Back in the home country, the tide had turned against the costs of running an empire. The leading political philosopher of the time, John Stuart Mill, had been an active reformer in the 1830s and 1840s as the empire expanded into countries with native populations.
British political philosopher John Stuart Mill.
But, as an elected member of parliament in a Liberal government two decades later, Mill had major reservations about the impact of colonial settlers and the fate of the peoples they ruled.
In 1866, he expressed his doubts in correspondence with his close friend, Judge Henry Chapman, who had emigrated to Dunedin. “[I]s it possible for England to maintain an authority there [in New Zealand] for the purpose of preventing unjust treatment of the Maoris, and at the same time allow self government to the British colonists in every other respect?”
This was written after two major crises in the empire – the Indian Mutiny of 1857 and an uprising at Morant Bay in Jamaica – as well as three decades of conflict over much of the North Island.

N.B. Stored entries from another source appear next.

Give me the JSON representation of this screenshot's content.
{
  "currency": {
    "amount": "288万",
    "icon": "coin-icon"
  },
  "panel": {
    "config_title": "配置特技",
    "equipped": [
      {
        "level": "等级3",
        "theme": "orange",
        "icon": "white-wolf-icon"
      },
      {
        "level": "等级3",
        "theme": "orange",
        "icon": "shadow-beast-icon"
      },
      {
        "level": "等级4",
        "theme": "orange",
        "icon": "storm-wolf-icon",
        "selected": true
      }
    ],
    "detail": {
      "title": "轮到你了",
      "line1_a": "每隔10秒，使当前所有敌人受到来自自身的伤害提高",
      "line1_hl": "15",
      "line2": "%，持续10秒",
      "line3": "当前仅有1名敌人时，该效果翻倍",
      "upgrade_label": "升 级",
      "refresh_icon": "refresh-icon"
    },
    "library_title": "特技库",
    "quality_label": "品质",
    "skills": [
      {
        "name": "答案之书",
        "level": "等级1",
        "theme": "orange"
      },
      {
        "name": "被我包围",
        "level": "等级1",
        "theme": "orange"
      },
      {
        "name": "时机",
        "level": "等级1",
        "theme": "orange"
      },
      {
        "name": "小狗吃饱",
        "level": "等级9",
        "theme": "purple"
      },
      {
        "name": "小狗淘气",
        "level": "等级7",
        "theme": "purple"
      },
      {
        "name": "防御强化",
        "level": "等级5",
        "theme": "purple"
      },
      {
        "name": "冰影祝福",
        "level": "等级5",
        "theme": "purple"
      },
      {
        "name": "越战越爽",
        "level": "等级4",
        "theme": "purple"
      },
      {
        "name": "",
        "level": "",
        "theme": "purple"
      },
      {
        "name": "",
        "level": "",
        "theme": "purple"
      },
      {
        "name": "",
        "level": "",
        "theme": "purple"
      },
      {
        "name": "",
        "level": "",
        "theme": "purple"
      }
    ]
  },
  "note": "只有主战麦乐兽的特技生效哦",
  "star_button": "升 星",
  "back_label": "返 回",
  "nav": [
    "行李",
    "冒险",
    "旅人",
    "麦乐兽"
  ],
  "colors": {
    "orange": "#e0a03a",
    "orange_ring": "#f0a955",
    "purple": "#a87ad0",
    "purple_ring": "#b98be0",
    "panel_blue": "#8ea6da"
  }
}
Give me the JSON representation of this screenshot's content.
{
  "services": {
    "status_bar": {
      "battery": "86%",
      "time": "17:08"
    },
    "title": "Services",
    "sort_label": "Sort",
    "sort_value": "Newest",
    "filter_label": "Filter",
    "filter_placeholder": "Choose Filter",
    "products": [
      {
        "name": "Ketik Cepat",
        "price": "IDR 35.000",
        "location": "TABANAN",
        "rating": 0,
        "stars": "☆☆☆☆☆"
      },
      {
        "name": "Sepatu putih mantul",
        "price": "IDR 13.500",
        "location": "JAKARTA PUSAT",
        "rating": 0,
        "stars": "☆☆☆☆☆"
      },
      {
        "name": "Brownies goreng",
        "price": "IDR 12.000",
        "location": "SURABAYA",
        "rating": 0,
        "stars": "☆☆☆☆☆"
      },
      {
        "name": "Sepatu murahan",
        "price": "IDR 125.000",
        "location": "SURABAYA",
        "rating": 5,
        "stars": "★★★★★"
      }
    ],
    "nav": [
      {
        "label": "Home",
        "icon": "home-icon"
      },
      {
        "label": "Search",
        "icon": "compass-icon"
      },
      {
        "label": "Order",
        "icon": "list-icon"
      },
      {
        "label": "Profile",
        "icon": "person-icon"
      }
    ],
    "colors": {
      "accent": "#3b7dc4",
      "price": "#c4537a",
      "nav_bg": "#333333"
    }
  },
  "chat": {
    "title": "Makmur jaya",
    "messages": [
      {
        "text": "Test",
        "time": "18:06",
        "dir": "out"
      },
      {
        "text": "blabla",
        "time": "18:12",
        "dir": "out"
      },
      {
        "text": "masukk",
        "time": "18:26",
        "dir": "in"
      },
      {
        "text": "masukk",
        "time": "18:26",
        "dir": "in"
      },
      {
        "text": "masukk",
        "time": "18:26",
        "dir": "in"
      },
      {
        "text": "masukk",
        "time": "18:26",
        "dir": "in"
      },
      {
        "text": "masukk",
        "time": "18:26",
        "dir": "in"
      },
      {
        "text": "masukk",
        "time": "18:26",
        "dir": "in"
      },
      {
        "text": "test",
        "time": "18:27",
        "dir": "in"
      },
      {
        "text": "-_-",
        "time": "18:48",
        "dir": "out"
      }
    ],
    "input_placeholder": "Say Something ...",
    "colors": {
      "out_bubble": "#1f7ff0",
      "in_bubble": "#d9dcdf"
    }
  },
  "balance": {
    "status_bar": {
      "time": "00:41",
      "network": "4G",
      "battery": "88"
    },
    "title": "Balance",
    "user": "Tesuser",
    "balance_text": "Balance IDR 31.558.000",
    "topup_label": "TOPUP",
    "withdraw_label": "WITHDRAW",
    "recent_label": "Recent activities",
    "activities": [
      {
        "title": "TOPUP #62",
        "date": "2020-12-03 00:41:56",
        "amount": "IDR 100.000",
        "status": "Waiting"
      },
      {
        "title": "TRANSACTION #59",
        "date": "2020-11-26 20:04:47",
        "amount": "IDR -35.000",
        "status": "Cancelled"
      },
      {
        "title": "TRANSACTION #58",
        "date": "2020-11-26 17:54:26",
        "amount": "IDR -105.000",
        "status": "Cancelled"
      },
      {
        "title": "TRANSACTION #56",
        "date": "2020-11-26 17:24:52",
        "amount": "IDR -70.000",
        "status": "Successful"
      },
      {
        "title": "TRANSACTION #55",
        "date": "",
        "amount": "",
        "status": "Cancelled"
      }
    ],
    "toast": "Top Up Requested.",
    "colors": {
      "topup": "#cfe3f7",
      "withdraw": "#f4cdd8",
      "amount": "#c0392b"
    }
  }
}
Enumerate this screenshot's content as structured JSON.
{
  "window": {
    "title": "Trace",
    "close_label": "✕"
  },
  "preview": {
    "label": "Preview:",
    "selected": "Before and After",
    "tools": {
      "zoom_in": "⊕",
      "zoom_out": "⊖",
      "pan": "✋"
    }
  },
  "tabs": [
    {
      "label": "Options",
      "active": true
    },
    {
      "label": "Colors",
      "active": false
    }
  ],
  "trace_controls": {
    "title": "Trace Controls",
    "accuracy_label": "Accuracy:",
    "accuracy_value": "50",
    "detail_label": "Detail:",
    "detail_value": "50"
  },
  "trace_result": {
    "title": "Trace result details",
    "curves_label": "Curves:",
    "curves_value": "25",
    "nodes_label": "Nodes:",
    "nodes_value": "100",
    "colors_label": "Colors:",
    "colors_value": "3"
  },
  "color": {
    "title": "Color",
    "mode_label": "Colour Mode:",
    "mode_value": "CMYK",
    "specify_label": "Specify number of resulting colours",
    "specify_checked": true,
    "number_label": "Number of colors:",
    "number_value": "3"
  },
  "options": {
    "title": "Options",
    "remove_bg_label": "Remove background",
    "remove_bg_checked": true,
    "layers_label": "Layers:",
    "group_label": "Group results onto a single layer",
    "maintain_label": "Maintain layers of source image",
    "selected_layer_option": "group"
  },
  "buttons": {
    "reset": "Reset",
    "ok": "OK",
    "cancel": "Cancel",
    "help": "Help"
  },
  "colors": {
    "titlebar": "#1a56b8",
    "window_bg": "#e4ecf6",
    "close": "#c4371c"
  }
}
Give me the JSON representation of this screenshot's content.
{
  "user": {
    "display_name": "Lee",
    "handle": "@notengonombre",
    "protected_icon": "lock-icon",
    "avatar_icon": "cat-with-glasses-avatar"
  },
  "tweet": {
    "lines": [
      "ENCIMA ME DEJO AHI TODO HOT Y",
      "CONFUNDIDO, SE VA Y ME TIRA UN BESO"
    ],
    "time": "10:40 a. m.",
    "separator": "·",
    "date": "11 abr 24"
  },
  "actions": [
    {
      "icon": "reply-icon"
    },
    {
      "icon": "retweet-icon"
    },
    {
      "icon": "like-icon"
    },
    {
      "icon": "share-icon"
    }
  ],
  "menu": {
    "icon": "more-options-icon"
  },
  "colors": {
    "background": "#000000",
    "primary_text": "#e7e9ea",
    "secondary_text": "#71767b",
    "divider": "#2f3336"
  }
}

“It was not the behaviour of the aboriginal peoples that had proven the problem, [Mill] reflected, but the behaviour of Britons living ‘under new conditions’ in the territories they now claimed as their own,” Macdonald says. Mill felt that, if this problem wasn’t solved, “the country would be divided between two races always hostile in mind, if not always in actual warfare”.
Judge Henry Chapman.
While hundreds of thousands were killed as imperial forces suppressed insurrections in India, and hundreds in the Jamaican rebellion, the death toll from the New Zealand Wars was measured in the thousands. Māori were the biggest losers with 2300 fatalities against 700 British from 1843 to 1872, as well as losing millions of acres of land in confiscations.
The biggest single loss among the imperial forces was 180 drowned in the sinking of HMS Orpheus in Manukau Harbour on February 7, 1863.
Māori also lost their demographic advantage. The settler population doubled between 1871 and 1881 to just under half a million. Māori numbers, by contrast, had slumped to 42,000 in the 1890s. Non-Māori births among settlers exceeded the number of immigrants for the first time in 1886, a baby boom that was far greater proportionally than in Britain.
Macdonald divides her epic story into five parts, the first three being an account of the 30 years of wars in New Zealand. The narrative then widens to include conflicts elsewhere, such as the Cape and South Africa, Ireland, and the American Civil War as well as the already mentioned India and Jamaica.
Finally, the fifth part winds up the legacy of the New Zealand experience, touching on the creation of the Armed Constabulary, the failure of military land settlement schemes, and the colony’s rapid population growth and infrastructure development. The 400 pages of illustrations and text are supplemented by 100 pages of notes, sources, and an index, making this volume a shoo-in for the next round of book awards.
Garrison World: Redcoat Soldiers in New Zealand and across the British Empire, by Charlotte Macdonald (Bridget Williams Books).
Nevil Gibson is a former Editor at Large of NBR.